Titre : Cambodge, le danseur de mémoires
Photos de Georges A. Bertrand
Textes de Philippe Hunt & Olivier Riboton
Editeur : Chaman Editions
ISBN : 978-2970068266
Première publication : 14 décembre 2012
Cambodge, le danseur de mémoires est un ouvrage plutôt original. Sorte de mini-artbook, il réunit différentes photos de Georges A. Bertrand, le tout agrémenté par des poèmes d’Olivier Riboton et des commentaires plus descriptifs de Philippe Hunt. Le tout s’articule autour du traitement de l’art par les Khmers rouges, mais aussi et surtout autour de la préparation minutieuse d’un danseur, qui s’apprête à monter sur les planches pour exécuter son art… Un art qui a bien failli disparaître, mais qui participe aujourd’hui à la renaissance culturelle du Cambodge.
Voilà un livre dont il est bien difficile de parler… D’abord, parce qu’il s’apprécie à bien des niveaux différents. Par l’image, par le texte, par la poésie qui s’en dégage. Le lecteur se posera, tranquillement, au coin du feu, ou à l’ombre des arbres, lové dans son lit, comme il le sent, en somme, pour le découvrir tranquillement, et se laisser toucher par son ambiance. D’un côté, il y a l’image donc. Toutes ces photos, qui nous montrent peu à peu Kakada, ce danseur passionné, qui se prépare à monter sur scène. Tantôt, il s’habille en Anuman (le singe guerrier et voyageur), tantôt, il se travestit, mais toujours avec la même prestance, la même détermination dans le regard. De ses mouvements, de ses gestes, transpire une spiritualité évidente. Le tout est entre-coupé de portraits de prisonniers à l’époque des khmers rouges, mais étrangement pleins de pudeur, et sans violence.
Si on nous apporte finalement peu d’informations sur la pratique de la danse cambodgienne, cet ouvrage est, en somme, une nouvelle preuve que dans les arts et les spiritualités asiatiques, le concept d’androgynie (divine ?) est récurrent. Au Japon, en Thaillande, en Birmanie… On l’a déjà évoqué souvent ici. Dans ce livre, nous n’apprendrons pas grand chose sur les danseurs travestis cambodgiens, sur le rôle qu’ils assument, sur la différence de leur statut avec celui des danseuses, sur les origines de cette pratique. Mais tout ça, peu importe. Car au-delà des mots, au-delà d’une simple description ethno-historique, les auteurs ont réussi un petit miracle : celui de capter quelque chose de fondamentalement pur, de fondamentalement beau. Sans l’intellectualiser. Ce livre ne se lit pas, il se vit. Et pour les plus curieux, voici un court extrait qui devrait vous convaincre de jeter votre dévolu sur cet ouvrage :
« Un de ces êtres (…) qui ne se laissent pas simplement assigner à un sexe, mais circulent entre, ou de l’un à l’autre. Simulation, dissimulation. L’entre – deux – sexes existe aussi dans la religion populaire khmère, dans de vieux rites, à la campagne, que le bouddhisme ne connaît pas. »

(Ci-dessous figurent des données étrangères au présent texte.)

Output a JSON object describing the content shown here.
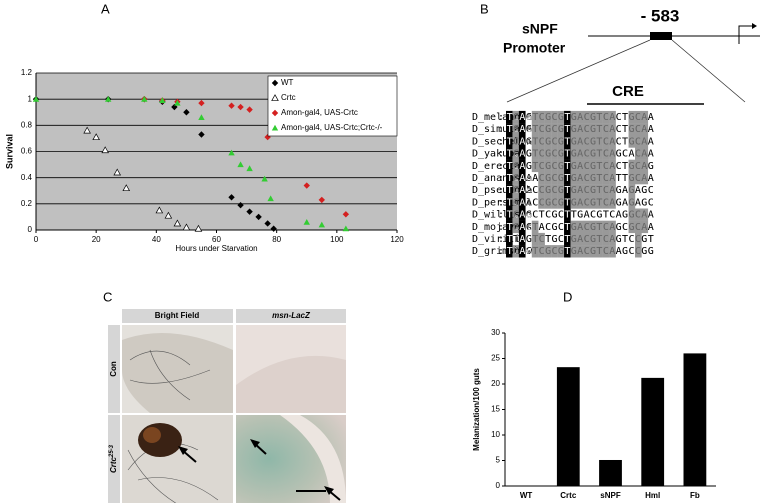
{
  "panel_labels": [
    "A",
    "B",
    "C",
    "D"
  ],
  "chart_data": [
    {
      "type": "scatter",
      "xlabel": "Hours under Starvation",
      "ylabel": "Survival",
      "xlim": [
        0,
        120
      ],
      "xticks": [
        0,
        20,
        40,
        60,
        80,
        100,
        120
      ],
      "ylim": [
        0,
        1.2
      ],
      "yticks": [
        0,
        0.2,
        0.4,
        0.6,
        0.8,
        1,
        1.2
      ],
      "grid": true,
      "legend": "upper right",
      "series": [
        {
          "name": "WT",
          "color": "#000000",
          "marker": "diamond",
          "x": [
            0,
            24,
            36,
            42,
            46,
            50,
            55,
            65,
            68,
            71,
            74,
            77,
            79
          ],
          "values": [
            1,
            1,
            1,
            0.98,
            0.94,
            0.9,
            0.73,
            0.25,
            0.19,
            0.14,
            0.1,
            0.05,
            0.01
          ]
        },
        {
          "name": "Crtc",
          "color": "#000000",
          "marker": "triangle-open",
          "x": [
            17,
            20,
            23,
            27,
            30,
            41,
            44,
            47,
            50,
            54
          ],
          "values": [
            0.76,
            0.71,
            0.61,
            0.44,
            0.32,
            0.15,
            0.11,
            0.05,
            0.02,
            0.01
          ]
        },
        {
          "name": "Amon-gal4, UAS-Crtc",
          "color": "#d42020",
          "marker": "diamond",
          "x": [
            36,
            42,
            47,
            55,
            65,
            68,
            71,
            77,
            90,
            95,
            103
          ],
          "values": [
            1,
            0.99,
            0.98,
            0.97,
            0.95,
            0.94,
            0.92,
            0.71,
            0.34,
            0.23,
            0.12
          ]
        },
        {
          "name": "Amon-gal4, UAS-Crtc;Crtc-/-",
          "color": "#33cc33",
          "marker": "triangle",
          "x": [
            0,
            24,
            36,
            42,
            47,
            55,
            65,
            68,
            71,
            76,
            78,
            90,
            95,
            103
          ],
          "values": [
            1,
            1,
            1,
            0.99,
            0.97,
            0.86,
            0.59,
            0.5,
            0.47,
            0.39,
            0.24,
            0.06,
            0.04,
            0.01
          ]
        }
      ]
    },
    {
      "type": "bar",
      "ylabel": "Melanization/100 guts",
      "categories": [
        "WT",
        "Crtc",
        "sNPF",
        "Hml",
        "Fb"
      ],
      "values": [
        0,
        23.3,
        5.1,
        21.2,
        26
      ],
      "color": "#000000",
      "ylim": [
        0,
        30
      ],
      "yticks": [
        0,
        5,
        10,
        15,
        20,
        25,
        30
      ]
    }
  ],
  "promoter": {
    "gene": "sNPF",
    "label": "Promoter",
    "position": "- 583",
    "motif": "CRE",
    "separator": ":",
    "rows": [
      {
        "name": "D_melanoga",
        "seq": "TCAGTCGCGTGACGTCACTGCAA"
      },
      {
        "name": "D_simulans",
        "seq": "TCAGTCGCGTGACGTCACTGCAA"
      },
      {
        "name": "D_sechelli",
        "seq": "TCAGTCGCGTGACGTCACTGCAA"
      },
      {
        "name": "D_yakuba",
        "seq": "TCAGTCGCGTGACGTCAGCACAA"
      },
      {
        "name": "D_erecta",
        "seq": "TCAGTCGCGTGACGTCACTGCAG"
      },
      {
        "name": "D_ananassa",
        "seq": "TCAAACGCGTGACGTCATTGCAA"
      },
      {
        "name": "D_pseudoob",
        "seq": "TCAACCGCGTGACGTCAGAGAGC"
      },
      {
        "name": "D_persimil",
        "seq": "TCAACCGCGTGACGTCAGAGAGC"
      },
      {
        "name": "D_willisto",
        "seq": "TCAGCTCGCTTGACGTCAGGCAA"
      },
      {
        "name": "D_mojavens",
        "seq": "TCACTACGCTGACGTCAGCGCAA"
      },
      {
        "name": "D_virilis",
        "seq": "TTAGTCTGCTGACGTCAGTCCGT"
      },
      {
        "name": "D_grimshaw",
        "seq": "TCACTCGCGTGACGTCAAGCCGG"
      }
    ]
  },
  "images": {
    "columns": [
      "Bright Field",
      "msn-LacZ"
    ],
    "rows": [
      {
        "text": "Con"
      },
      {
        "text": "Crtc",
        "sup": "25-3"
      }
    ]
  }
}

Tout est dit. Et un grand merci aux auteurs !
Conclusion : Dans ce livre, tout est entre deux… Entre le texte et l’image. Entre l’art et la répression de la guerre. Entre la virilité d’Anuman et la féminité d’un travesti. L’alternance des séquences, le jeu entre les poèmes et les descriptions, tout est mouvant, fluctuant, mais participe à l’harmonie globale de l’ouvrage. Que cela soit de manière consciente ou pas, les créateurs à l’origine de cet ouvrage ont donc capté, avec beaucoup de pudeur, l’essence même de cette voie du milieu, de ce que les Amérindiens appellent les « Deux-Esprits ». Fondamentalement, on n’apprend rien dans ce livre. Mais en s’ouvrant, en s’y abandonnant, on se laisse alors toucher par toute la sensibilité qui s’en dégage. A découvrir, en toute simplicité.